Remembering 2008 like it was just the other day: houses were vacated, friends lost their jobs and the stock market crashed. What I think about the most, however, was bad customer service. Not because it was prominent, but because I was asking myself how these companies thought they were going to survive when they weren’t focusing on customer service.
Sure, millions of Americans were under a lot of personal stress and financial pressure. However, isn’t that when you should turn on your A game? Sure enough, many of them didn’t make it, however many others became better and stronger. And, if you take a listen to the podcast “How I Built This” (one of my absolute favorites) with Guy Raz, you’ll discover so many successful people started their business during this crisis.

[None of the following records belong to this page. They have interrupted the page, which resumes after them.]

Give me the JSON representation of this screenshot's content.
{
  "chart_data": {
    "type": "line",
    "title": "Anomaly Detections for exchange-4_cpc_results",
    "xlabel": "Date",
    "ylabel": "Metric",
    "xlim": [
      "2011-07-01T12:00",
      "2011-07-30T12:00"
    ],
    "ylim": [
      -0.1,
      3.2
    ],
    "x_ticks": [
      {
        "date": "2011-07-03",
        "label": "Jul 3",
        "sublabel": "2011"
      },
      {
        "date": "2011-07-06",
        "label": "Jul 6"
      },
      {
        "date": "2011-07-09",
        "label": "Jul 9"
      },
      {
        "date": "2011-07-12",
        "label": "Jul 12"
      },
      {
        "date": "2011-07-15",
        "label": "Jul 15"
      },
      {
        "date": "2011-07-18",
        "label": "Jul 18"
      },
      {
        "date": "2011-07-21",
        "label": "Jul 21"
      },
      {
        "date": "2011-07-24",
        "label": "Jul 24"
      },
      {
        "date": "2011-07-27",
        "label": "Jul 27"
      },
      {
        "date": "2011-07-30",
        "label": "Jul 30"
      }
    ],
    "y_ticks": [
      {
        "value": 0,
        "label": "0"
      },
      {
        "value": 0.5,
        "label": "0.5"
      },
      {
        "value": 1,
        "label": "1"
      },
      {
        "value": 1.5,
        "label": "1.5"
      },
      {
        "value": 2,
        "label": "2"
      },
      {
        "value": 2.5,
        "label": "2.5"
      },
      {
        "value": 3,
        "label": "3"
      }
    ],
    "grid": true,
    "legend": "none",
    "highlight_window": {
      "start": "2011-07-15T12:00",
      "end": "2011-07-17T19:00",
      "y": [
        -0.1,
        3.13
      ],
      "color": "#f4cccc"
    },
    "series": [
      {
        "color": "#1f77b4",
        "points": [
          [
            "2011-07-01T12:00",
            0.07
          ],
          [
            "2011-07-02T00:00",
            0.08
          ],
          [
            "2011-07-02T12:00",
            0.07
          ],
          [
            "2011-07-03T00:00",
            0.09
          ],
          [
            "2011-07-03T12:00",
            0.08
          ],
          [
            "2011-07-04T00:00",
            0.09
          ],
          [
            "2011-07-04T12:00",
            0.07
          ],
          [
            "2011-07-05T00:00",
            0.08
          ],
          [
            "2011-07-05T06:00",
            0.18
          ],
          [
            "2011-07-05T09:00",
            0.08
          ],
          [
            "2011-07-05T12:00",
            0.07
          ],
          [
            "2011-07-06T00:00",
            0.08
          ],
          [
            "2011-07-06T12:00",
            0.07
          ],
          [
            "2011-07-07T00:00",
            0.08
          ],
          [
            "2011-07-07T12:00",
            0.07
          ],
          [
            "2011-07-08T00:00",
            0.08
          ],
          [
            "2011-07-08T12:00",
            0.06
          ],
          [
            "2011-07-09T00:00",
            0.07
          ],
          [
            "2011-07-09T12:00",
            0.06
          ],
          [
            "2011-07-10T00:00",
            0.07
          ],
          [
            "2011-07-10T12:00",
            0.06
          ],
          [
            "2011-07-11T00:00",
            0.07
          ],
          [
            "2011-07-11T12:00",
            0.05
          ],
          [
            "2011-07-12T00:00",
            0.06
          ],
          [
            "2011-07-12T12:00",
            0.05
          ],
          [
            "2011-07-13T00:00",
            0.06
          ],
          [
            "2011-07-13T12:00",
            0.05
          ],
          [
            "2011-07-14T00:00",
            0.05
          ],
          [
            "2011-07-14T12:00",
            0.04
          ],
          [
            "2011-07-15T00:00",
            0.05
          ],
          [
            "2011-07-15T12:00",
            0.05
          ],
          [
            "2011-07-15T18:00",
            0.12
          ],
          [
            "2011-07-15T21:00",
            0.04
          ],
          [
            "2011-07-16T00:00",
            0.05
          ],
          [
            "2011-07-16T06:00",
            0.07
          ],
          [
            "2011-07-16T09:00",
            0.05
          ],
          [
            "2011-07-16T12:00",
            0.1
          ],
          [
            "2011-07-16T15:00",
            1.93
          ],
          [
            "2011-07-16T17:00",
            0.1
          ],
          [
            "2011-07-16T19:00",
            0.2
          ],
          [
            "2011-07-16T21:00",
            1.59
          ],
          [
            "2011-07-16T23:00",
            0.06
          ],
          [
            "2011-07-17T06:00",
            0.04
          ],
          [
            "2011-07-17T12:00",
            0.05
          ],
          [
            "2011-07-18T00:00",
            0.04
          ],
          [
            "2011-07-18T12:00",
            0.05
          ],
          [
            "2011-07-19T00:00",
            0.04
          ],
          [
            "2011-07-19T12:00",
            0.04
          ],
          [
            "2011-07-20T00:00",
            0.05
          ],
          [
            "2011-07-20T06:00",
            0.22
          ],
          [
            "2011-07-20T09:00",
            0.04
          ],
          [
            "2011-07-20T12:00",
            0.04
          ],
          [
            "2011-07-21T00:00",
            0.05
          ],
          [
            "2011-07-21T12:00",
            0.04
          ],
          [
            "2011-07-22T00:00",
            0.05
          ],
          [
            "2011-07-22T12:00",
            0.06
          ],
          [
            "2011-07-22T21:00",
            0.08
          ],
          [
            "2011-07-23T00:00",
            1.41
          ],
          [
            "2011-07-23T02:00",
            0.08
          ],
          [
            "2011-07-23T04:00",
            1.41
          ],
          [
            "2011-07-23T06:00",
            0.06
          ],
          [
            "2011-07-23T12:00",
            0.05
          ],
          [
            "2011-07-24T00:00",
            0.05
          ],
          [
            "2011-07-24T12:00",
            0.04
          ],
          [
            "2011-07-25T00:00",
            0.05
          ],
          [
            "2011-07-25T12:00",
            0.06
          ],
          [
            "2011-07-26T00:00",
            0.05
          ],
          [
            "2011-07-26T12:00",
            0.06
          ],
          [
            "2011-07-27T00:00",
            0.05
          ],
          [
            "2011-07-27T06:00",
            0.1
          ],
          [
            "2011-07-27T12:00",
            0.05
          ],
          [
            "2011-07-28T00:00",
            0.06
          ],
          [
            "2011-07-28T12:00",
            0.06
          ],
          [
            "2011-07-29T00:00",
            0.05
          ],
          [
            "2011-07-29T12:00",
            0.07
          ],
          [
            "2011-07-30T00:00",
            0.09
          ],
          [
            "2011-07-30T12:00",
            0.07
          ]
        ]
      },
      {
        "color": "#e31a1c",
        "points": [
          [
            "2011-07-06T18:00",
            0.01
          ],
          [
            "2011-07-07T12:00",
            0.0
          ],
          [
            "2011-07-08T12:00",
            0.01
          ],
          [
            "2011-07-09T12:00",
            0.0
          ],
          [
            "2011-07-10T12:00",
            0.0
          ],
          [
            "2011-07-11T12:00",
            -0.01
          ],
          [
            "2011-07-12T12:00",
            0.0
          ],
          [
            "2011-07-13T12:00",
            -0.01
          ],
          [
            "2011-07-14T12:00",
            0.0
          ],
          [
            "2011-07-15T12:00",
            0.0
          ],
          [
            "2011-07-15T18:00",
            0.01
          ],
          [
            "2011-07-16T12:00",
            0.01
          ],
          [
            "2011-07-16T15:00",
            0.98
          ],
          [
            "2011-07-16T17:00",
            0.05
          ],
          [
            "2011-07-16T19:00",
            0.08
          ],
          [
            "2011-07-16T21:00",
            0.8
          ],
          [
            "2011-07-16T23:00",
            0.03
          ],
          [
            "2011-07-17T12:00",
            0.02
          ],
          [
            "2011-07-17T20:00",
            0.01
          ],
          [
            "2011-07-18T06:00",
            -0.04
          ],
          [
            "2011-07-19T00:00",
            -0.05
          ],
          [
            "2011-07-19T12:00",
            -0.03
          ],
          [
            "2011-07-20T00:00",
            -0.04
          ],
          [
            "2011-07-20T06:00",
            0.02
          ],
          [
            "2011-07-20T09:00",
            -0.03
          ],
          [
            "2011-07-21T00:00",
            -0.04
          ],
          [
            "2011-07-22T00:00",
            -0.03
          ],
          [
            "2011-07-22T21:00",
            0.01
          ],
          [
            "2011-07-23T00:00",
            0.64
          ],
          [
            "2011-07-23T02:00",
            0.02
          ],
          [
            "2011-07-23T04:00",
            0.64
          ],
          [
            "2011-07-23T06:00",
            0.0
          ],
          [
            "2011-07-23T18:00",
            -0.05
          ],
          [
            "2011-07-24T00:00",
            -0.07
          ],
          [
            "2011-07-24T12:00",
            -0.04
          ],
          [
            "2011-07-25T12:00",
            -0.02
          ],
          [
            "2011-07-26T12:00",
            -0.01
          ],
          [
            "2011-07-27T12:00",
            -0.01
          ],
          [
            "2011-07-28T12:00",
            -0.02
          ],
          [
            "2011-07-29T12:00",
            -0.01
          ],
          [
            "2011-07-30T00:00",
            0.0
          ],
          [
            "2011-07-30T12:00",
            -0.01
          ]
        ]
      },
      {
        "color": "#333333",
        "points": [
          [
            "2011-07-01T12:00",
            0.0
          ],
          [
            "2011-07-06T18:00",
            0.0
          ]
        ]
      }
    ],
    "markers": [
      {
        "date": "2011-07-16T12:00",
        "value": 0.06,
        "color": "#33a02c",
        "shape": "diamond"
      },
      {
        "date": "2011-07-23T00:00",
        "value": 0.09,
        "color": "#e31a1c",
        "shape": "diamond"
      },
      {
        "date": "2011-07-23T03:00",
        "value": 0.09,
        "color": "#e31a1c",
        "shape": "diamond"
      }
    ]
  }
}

So what’s it going to take to survive COVID-19 not just physically but financially? Heck if I know. I’m certainly not an economist and only business smart by pure experience. What I do know, however, is you’ve got to be nice, you have to offer quality services and products, and your message and on-line presence need to be as professional as your offer.
Here are some examples:
If your headshot is 20 years old, it says to your potential clients
If you’re dishonest about how you look, you’re probably also a dishonest business person. (Not true? Then update it for Heaven’s sake)
You don’t believe in yourself and/or value what has gotten you to where you are today. If you don’t believe in yourself, why would anyone else?
You are oblivious. Hmmmm… is that who I should trust with my hard-earned money?
If your product photography is obviously taken with your camera phone or by someone who doesn’t understand lighting, it says to your potential clients
You don’t care enough about your offerings to spend the time and attention (and, yes, a little money) it deserves.
It’s not a stand-alone piece, which deserves to shine on its own.
Maybe I’m being a bit extreme. But the way I see it, those who take the time to do things right will prevail.